The Golden Gate Bridge, a stunning technological and artistic achievement, opens to the public after five years of construction. On opening day–“Pedestrian Day”–some 200,000 bridge walkers marveled at the 4,200-foot-long suspension bridge, which spans the Golden Gate Strait at the entrance to San Francisco Bay and connects San Francisco and Marin County.
On May 28, the Golden Gate Bridge opened to vehicular traffic. The concept of bridging the nearly mile-wide Golden Gate Strait was proposed as early as 1872, but it was not until the early 1920’s that public opinion in San Francisco began to favor such an undertaking.

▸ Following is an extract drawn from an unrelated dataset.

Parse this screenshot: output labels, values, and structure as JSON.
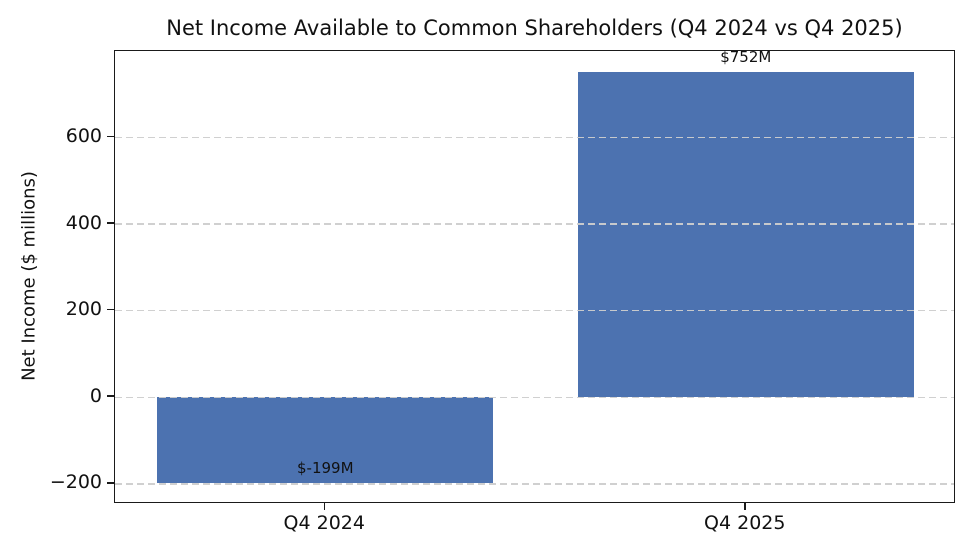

In 1921, Cincinnati-born bridge engineer Joseph Strauss submitted a preliminary proposal: a combination suspension-cantilever that could be built for $27 million. Although unsightly compared with the final result, his design was affordable, and Strauss became the recognized leader of the effort to bridge the Golden Gate Strait. During the next few years, Strauss’ design evolved rapidly, thanks to the contributions of consulting engineer Leon S. Moisseiff, architect Irving F. Morrow, and others. Moisseiff’s concept of a simple suspension bridge was accepted by Strauss, and Morrow, along with his wife, Gertrude, developed the Golden Gate Bridge’s elegant Art Deco design. Morrow would later help choose the bridge’s trademark color: “international orange,” a brilliant vermilion color that resists rust and fading and suits the natural beauty of San Francisco and its picturesque sunsets.
In 1929, Strauss was selected as chief engineer. Construction began on January 5, 1933, at the height of the Great Depression. Strauss and his workers overcame many difficulties: strong tides, frequent storms and fogs, and the problem of blasting rock 65 feet below the water to plant earthquake-proof foundations. Eleven men died during construction.
On May 27, 1937, the Golden Gate Bridge was opened to great acclaim, a symbol of progress in the Bay Area during a time of economic crisis. At 4,200 feet, it was the longest bridge in the world. Today, the Golden Gate Bridge remains one of the world’s most recognizable architectural structures.